How does SecuriThink relate to the Maturity Scale Information Security?
Whether cyber maturity is measured by a 5 level (e.g. Gartner) or 4 level (e.g. NIST) scale, it does not map directly to the 5 levels of results in SecuriThink methodology. However, there is a lot of common ground at the highest levels of both scales.
The cyber maturity scale and the SecuriThink results scale each describe a different dimension of higher performance by the organization which makes possible a higher quality outcome for the business. It stands to reason, therefore, that they would complement one another.
We know one CIO who says that above cyber maturity level 3.5 on a 5 point scale, an organization can’t buy their way to higher levels by simply spending more on technology. He believes those higher maturity levels are achieved by building cybersecurity into the culture, a behavioral dimension described by the SecuriThink results scale.
Both the Gartner and the NIST scales describe the top 2 tiers as including, respectively, active and proactive engagement of all employees with cybersecurity. This is the business change described by the two top tiers of the SecuriThink results scale.
More FAQ
Why does a SecuriThink project always begin with an assessment?
Our clients engage us to get from one place to another so we might think of an example as “We’re in Chicago and we want you to help us get to San Francisco.” What we’ve learned is that someone who says they’re in Chicago might actually be in St. Louis or maybe even Miami.
How does SecuriThink relate to Security Education and Awareness (SEA) efforts?
SEA is a subset of a SecuriThink engagement strategy. We work in cooperation with existing efforts and leverage them to the fullest extent possible.
What is Cultural Armour?
Cultural ArmourTM is achieved when cybersecurity is embedded in company culture. It means you walk the talk that “Everyone has a role in cybersecurity.”
How is SecuriThink different from other business transformation resources?
SecuriThink senior practitioners are to business transformation specialists as engineers are to physicists. The distinction is one of theory versus applied theory.
Are SecuriThink practitioners experts in cybersecurity technology?

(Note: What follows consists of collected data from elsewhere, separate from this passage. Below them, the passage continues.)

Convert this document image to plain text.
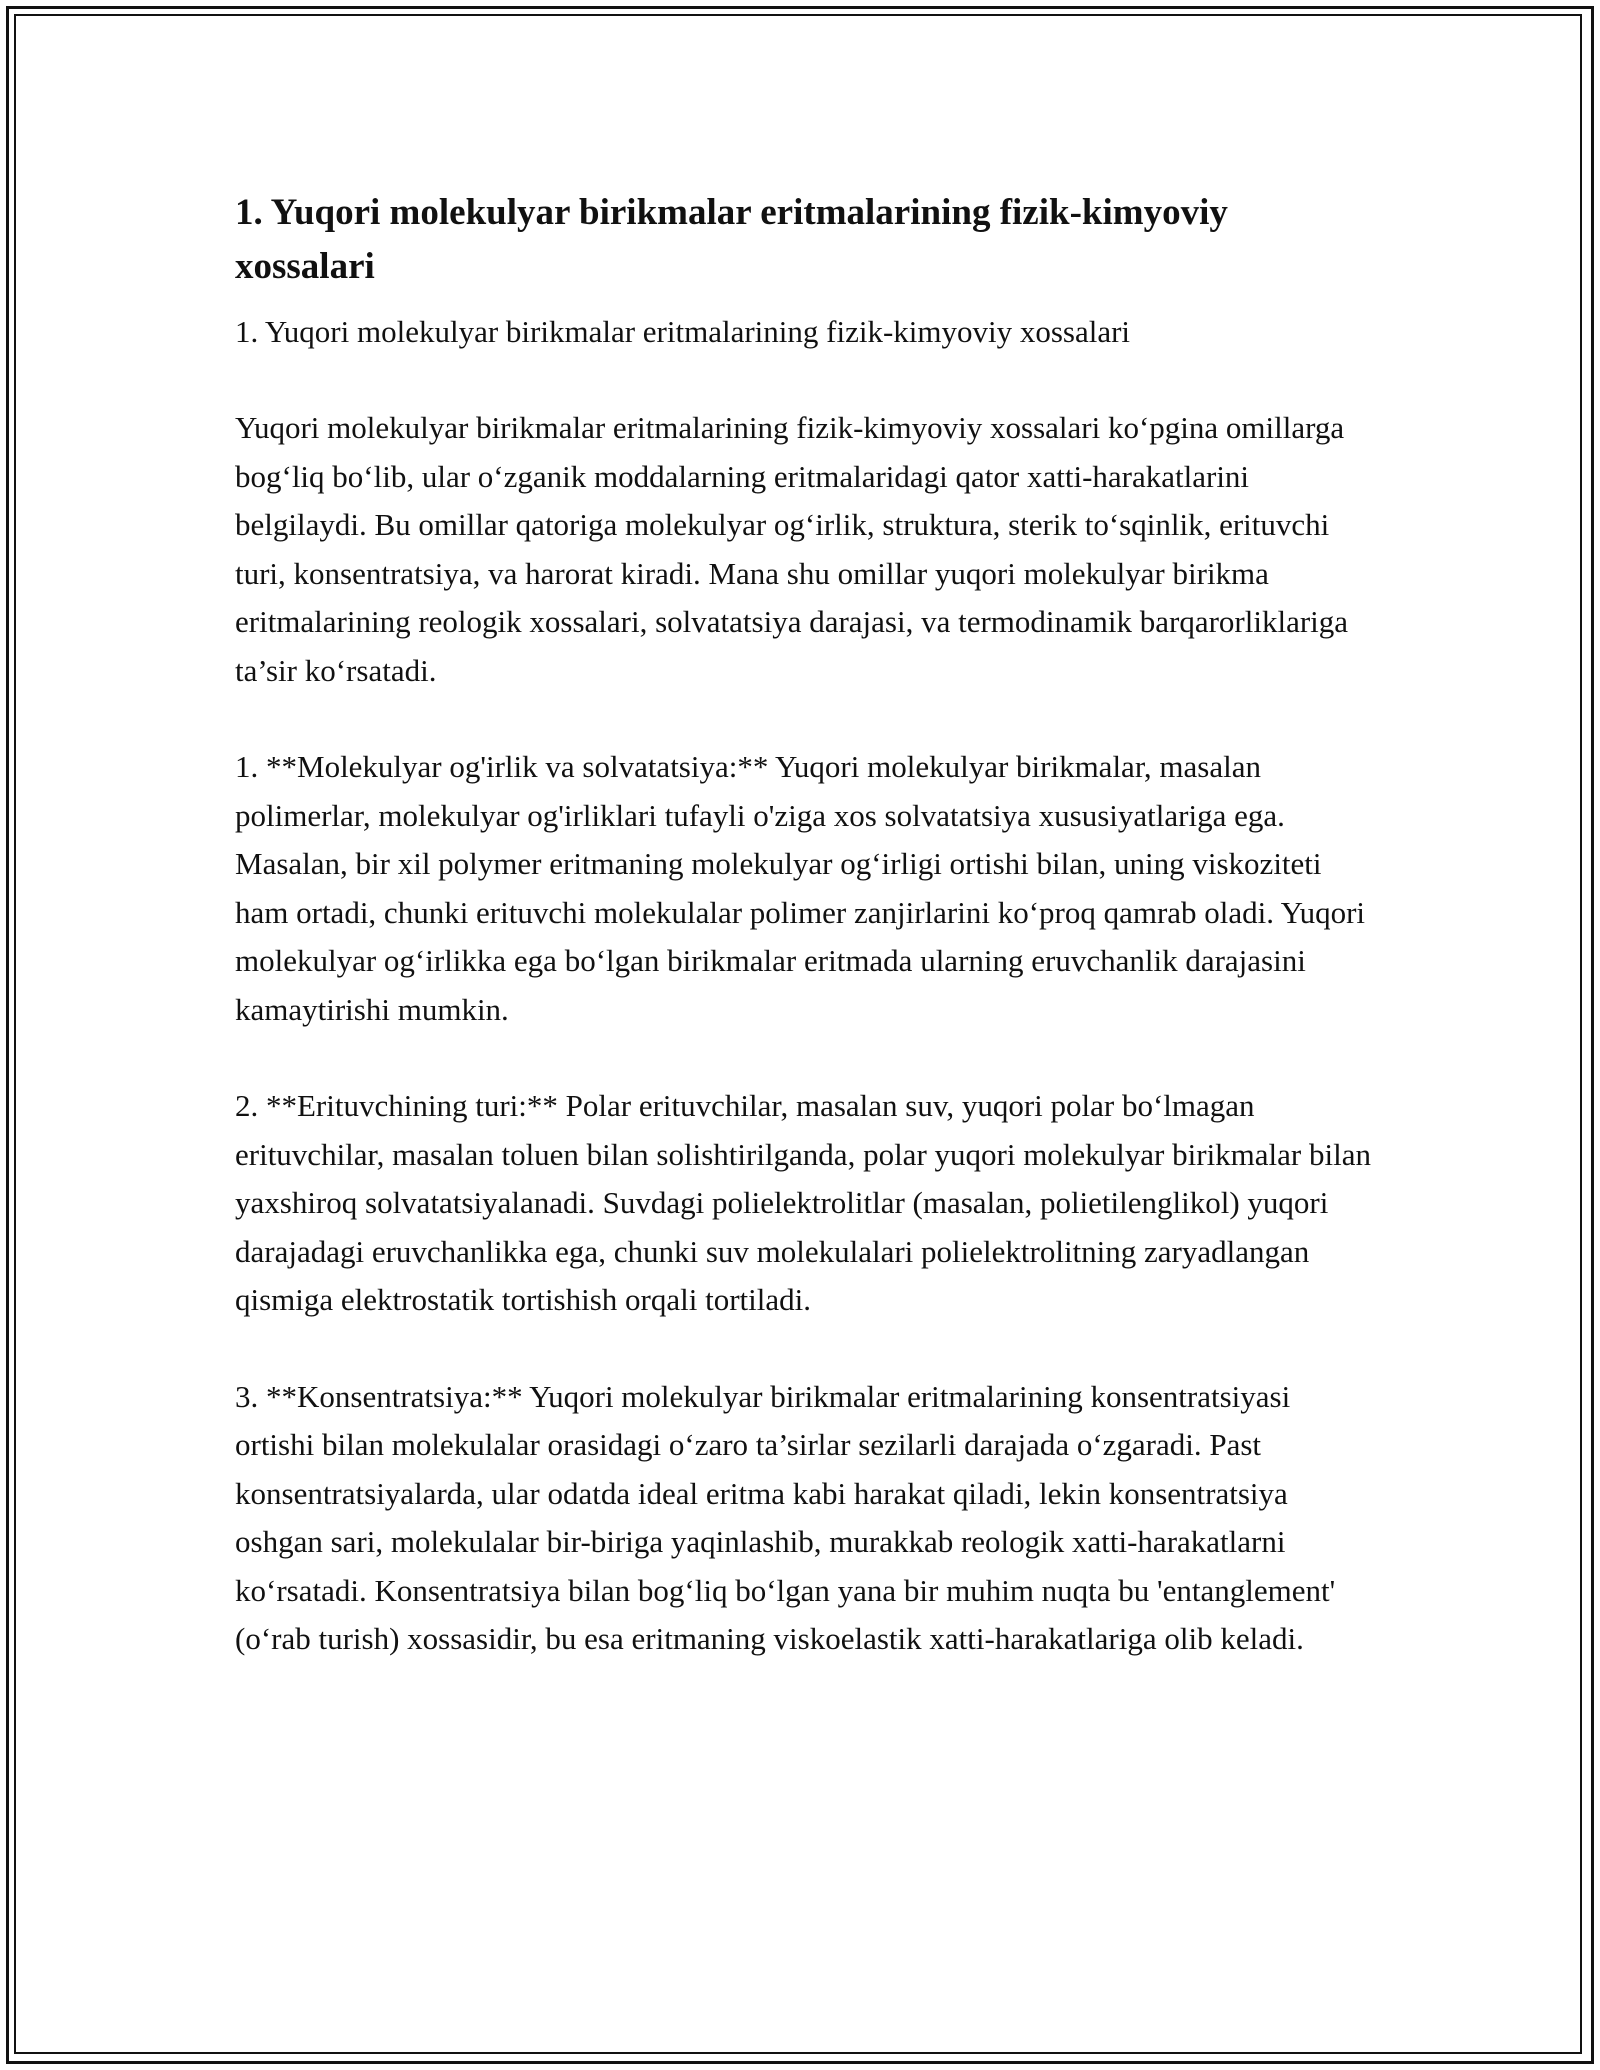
1. Yuqori molekulyar birikmalar eritmalarining fizik-kimyoviy xossalari

1. Yuqori molekulyar birikmalar eritmalarining fizik-kimyoviy xossalari

Yuqori molekulyar birikmalar eritmalarining fizik-kimyoviy xossalari ko‘pgina omillarga bog‘liq bo‘lib, ular o‘zganik moddalarning eritmalaridagi qator xatti-harakatlarini belgilaydi. Bu omillar qatoriga molekulyar og‘irlik, struktura, sterik to‘sqinlik, erituvchi turi, konsentratsiya, va harorat kiradi. Mana shu omillar yuqori molekulyar birikma eritmalarining reologik xossalari, solvatatsiya darajasi, va termodinamik barqarorliklariga ta’sir ko‘rsatadi.

1. **Molekulyar og'irlik va solvatatsiya:** Yuqori molekulyar birikmalar, masalan polimerlar, molekulyar og'irliklari tufayli o'ziga xos solvatatsiya xususiyatlariga ega. Masalan, bir xil polymer eritmaning molekulyar og‘irligi ortishi bilan, uning viskoziteti ham ortadi, chunki erituvchi molekulalar polimer zanjirlarini ko‘proq qamrab oladi. Yuqori molekulyar og‘irlikka ega bo‘lgan birikmalar eritmada ularning eruvchanlik darajasini kamaytirishi mumkin.

2. **Erituvchining turi:** Polar erituvchilar, masalan suv, yuqori polar bo‘lmagan erituvchilar, masalan toluen bilan solishtirilganda, polar yuqori molekulyar birikmalar bilan yaxshiroq solvatatsiyalanadi. Suvdagi polielektrolitlar (masalan, polietilenglikol) yuqori darajadagi eruvchanlikka ega, chunki suv molekulalari polielektrolitning zaryadlangan qismiga elektrostatik tortishish orqali tortiladi.

3. **Konsentratsiya:** Yuqori molekulyar birikmalar eritmalarining konsentratsiyasi ortishi bilan molekulalar orasidagi o‘zaro ta’sirlar sezilarli darajada o‘zgaradi. Past konsentratsiyalarda, ular odatda ideal eritma kabi harakat qiladi, lekin konsentratsiya oshgan sari, molekulalar bir-biriga yaqinlashib, murakkab reologik xatti-harakatlarni ko‘rsatadi. Konsentratsiya bilan bog‘liq bo‘lgan yana bir muhim nuqta bu 'entanglement' (o‘rab turish) xossasidir, bu esa eritmaning viskoelastik xatti-harakatlariga olib keladi.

Starting with our founder’s degree in computer engineering and cybersecurity credentials, technology is at the core of what we do. Cybersecurity is a very broad area; no one person knows it all. We work well with Subject Matter Experts (SMEs) to make sure all your bases are covered.
Why does SecuriThink get more traction than most business transformation efforts?
Our cybersecurity specialty gives SecuriThink a tighter focus than most business transformation efforts. We aim to shift your culture, not turn it inside out. We stay in our lane.
How does SecuriThink approach an assessment?
The SecuriThink methodology draws on a bank of over 200 questions from which a dynamic subset is selected for your project.